— Отыщите все такие детали. — Он поднимает деревянный нагель дюйма четыре длиной. Когда мы перевернули коробку, они разлетелись по траве. — Проверьте, нагелей должно быть по числу отверстий в деталях. — Себастьян показывает место, где нагель вставляется в деревянную заготовку.

Девчонки тотчас принимаются за работу, довольные, что получили задание.
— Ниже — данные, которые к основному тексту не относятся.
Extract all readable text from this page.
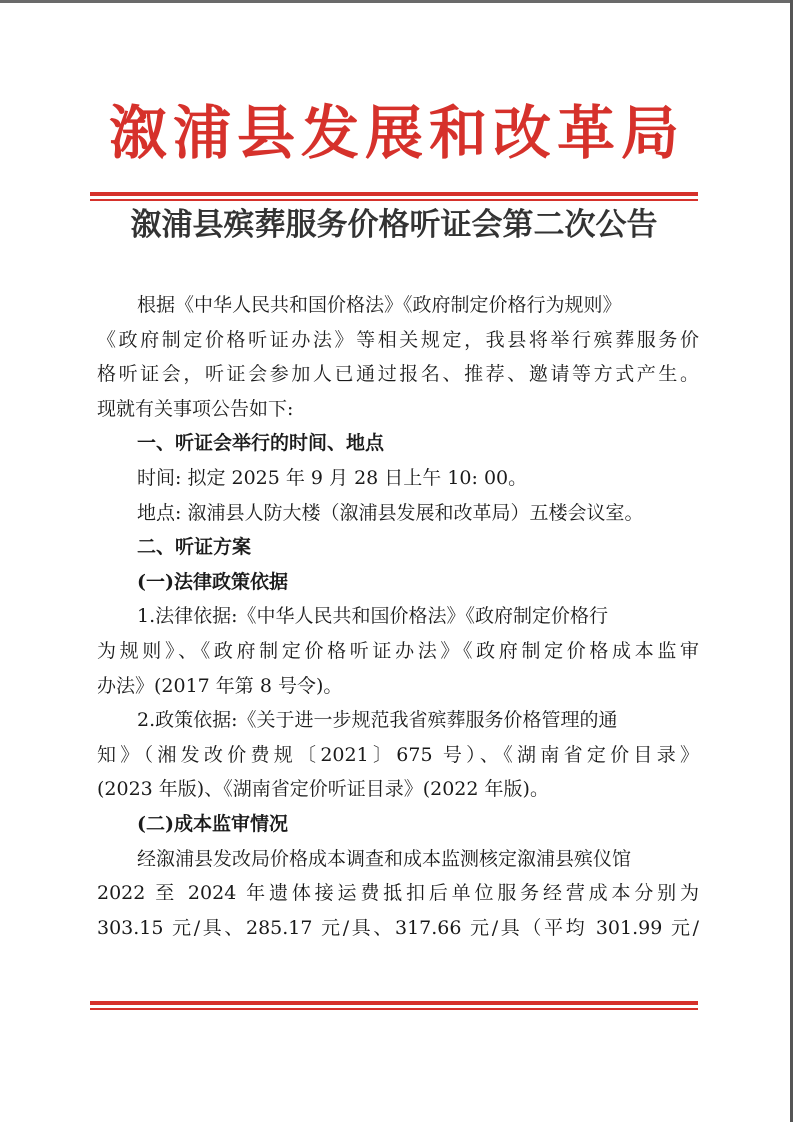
溆浦县发展和改革局
溆浦县殡葬服务价格听证会第二次公告
根据《中华人民共和国价格法》《政府制定价格行为规则》
《政府制定价格听证办法》等相关规定，我县将举行殡葬服务价
格听证会，听证会参加人已通过报名、推荐、邀请等方式产生。
现就有关事项公告如下:
一、听证会举行的时间、地点
时间: 拟定 2025 年 9 月 28 日上午 10: 00。
地点: 溆浦县人防大楼（溆浦县发展和改革局）五楼会议室。
二、听证方案
(一)法律政策依据
1.法律依据:《中华人民共和国价格法》《政府制定价格行
为规则》、《政府制定价格听证办法》《政府制定价格成本监审
办法》(2017 年第 8 号令)。
2.政策依据:《关于进一步规范我省殡葬服务价格管理的通
知》（湘发改价费规〔2021〕675 号）、《湖南省定价目录》
(2023 年版)、《湖南省定价听证目录》(2022 年版)。
(二)成本监审情况
经溆浦县发改局价格成本调查和成本监测核定溆浦县殡仪馆
2022 至 2024 年遗体接运费抵扣后单位服务经营成本分别为
303.15 元/具、285.17 元/具、317.66 元/具（平均 301.99 元/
— Танн! — зовет Себастьян, и от теплого, дружеского обращения у меня мурашки по коже. — Иди сюда, разобраться поможешь.

Мы работаем бок о бок — отбираем заготовки для крышки стола, заготовки для ножек. Короткую тяжелую доску мы решаем использовать как молот — загоняем ею нагели в пазы, а последнюю деталь прилаживаем ботинком Грэга. Наш креатив в решении проблем, конечно, бомба, но, если честно, он в подметки не годится кайфу быть рядом с Себастьяном, чувствовать, что он совсем близко.
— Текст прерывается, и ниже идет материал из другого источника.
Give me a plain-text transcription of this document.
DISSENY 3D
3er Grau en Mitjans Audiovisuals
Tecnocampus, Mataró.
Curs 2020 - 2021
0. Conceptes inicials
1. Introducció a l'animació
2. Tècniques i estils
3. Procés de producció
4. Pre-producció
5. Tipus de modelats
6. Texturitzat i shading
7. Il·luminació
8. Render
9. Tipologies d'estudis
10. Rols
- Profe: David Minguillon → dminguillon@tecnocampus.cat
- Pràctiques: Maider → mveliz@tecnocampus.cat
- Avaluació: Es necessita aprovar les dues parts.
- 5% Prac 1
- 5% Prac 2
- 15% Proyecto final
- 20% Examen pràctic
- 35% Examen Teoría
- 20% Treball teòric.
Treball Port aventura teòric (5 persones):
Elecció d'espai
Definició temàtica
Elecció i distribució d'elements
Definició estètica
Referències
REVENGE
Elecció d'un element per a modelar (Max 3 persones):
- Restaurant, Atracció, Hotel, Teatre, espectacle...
Положа руку на сердце, если он позвал меня сюда, чтобы обратить в свою веру, то миссия выполнена.

Мы заканчиваем первыми и помогаем командам, не сообразившим, что к чему приладить и как использовать заготовки вместо инструментов. Нет, работа, конечно, не на износ, но и не легкая. Когда приносят пиццу, я радуюсь, что коробок с ней целая стопка, потому как проголодался ЗВЕРСКИ.
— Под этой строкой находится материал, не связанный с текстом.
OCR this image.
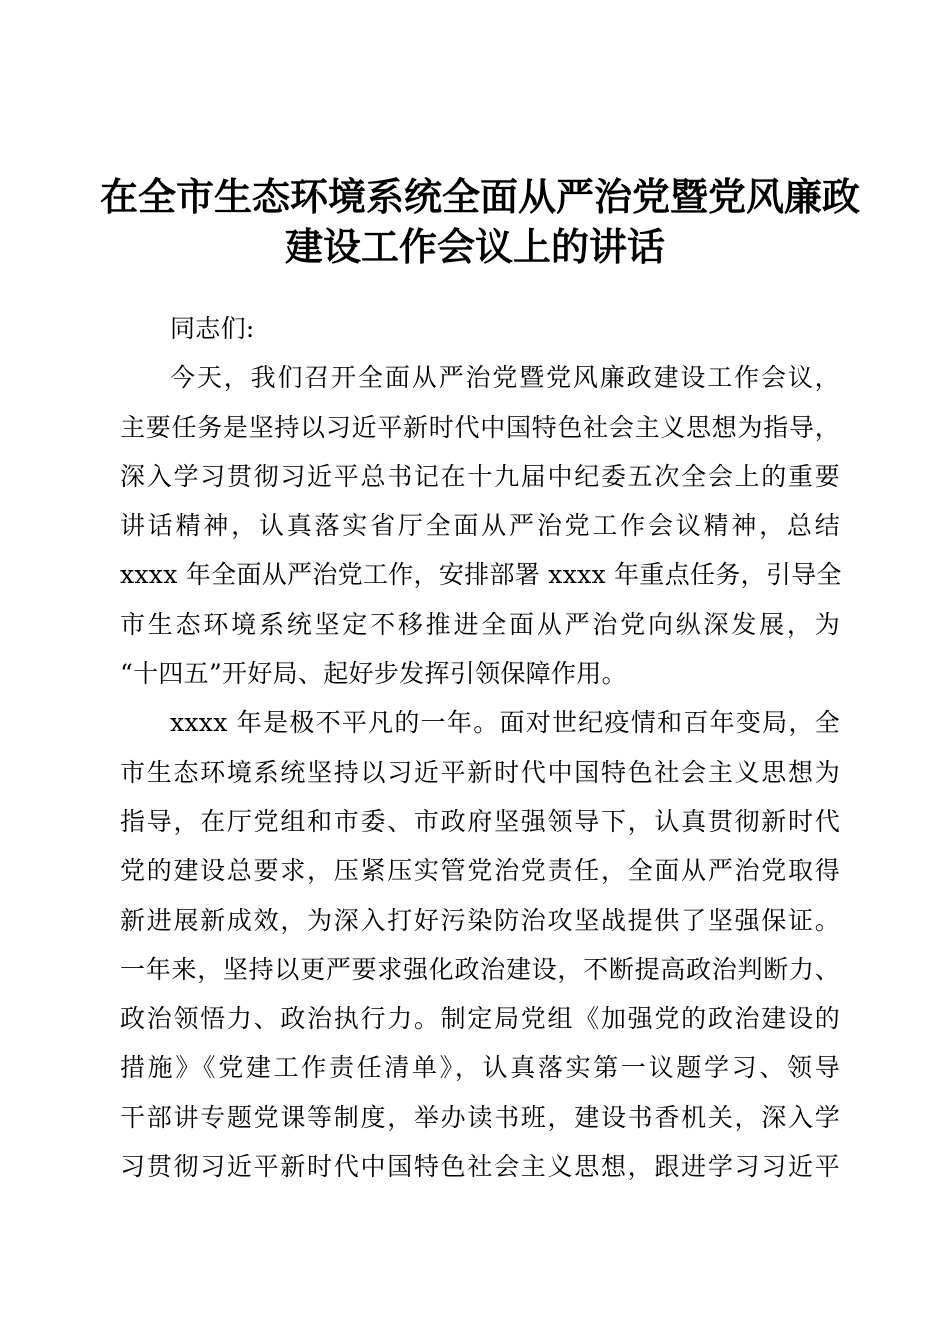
在全市生态环境系统全面从严治党暨党风廉政
建设工作会议上的讲话
同志们:
今天，我们召开全面从严治党暨党风廉政建设工作会议，
主要任务是坚持以习近平新时代中国特色社会主义思想为指导，
深入学习贯彻习近平总书记在十九届中纪委五次全会上的重要
讲话精神，认真落实省厅全面从严治党工作会议精神，总结
xxxx 年全面从严治党工作，安排部署 xxxx 年重点任务，引导全
市生态环境系统坚定不移推进全面从严治党向纵深发展，为
“十四五”开好局、起好步发挥引领保障作用。
xxxx 年是极不平凡的一年。面对世纪疫情和百年变局，全
市生态环境系统坚持以习近平新时代中国特色社会主义思想为
指导，在厅党组和市委、市政府坚强领导下，认真贯彻新时代
党的建设总要求，压紧压实管党治党责任，全面从严治党取得
新进展新成效，为深入打好污染防治攻坚战提供了坚强保证。
一年来，坚持以更严要求强化政治建设，不断提高政治判断力、
政治领悟力、政治执行力。制定局党组《加强党的政治建设的
措施》《党建工作责任清单》，认真落实第一议题学习、领导
干部讲专题党课等制度，举办读书班，建设书香机关，深入学
习贯彻习近平新时代中国特色社会主义思想，跟进学习习近平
Мы с Себастьяном падаем под дерево чуть поодаль от остальных. Вытянув ноги перед собой, мы набрасываемся на пиццу, словно не ели несколько недель.

Обожаю смотреть, как Себастьян ест: обычно меня восхищает изысканность его манер, но сегодня он просто голодный дикарь-строитель. Пицца складывается пополам и отравляется в рот чуть ли не целиком. При этом ни подбородок, ни рубашка не пачкаются. Я откусываю разок и пачкаю футболку жиром пеперони.

— Вот дерьмо! — шиплю я.

— Танн!

Когда я поднимаю глаза, Себастьян улыбается, но потом наклоняет голову набок, типа «Фильтруй базар!».

— Извини! — пристыженно лепечу я.

— Я-то не против, — тихо говорит он, — а вот кое-кто из них возмутился бы.

Мы сидим так далеко от остальных, что у меня возникает иллюзия уединения с Себастьяном, хотя, конечно же, это лишь иллюзия.

— Давно ты тут всех знаешь?

— С кем-то мы знакомы всю жизнь, — отвечает Себастьян, глядя на группу. — Семья Тоби переехала сюда два года назад. А кое-кто из младших недавно причастился. По-моему, для Кэти это первое общественно полезное мероприятие.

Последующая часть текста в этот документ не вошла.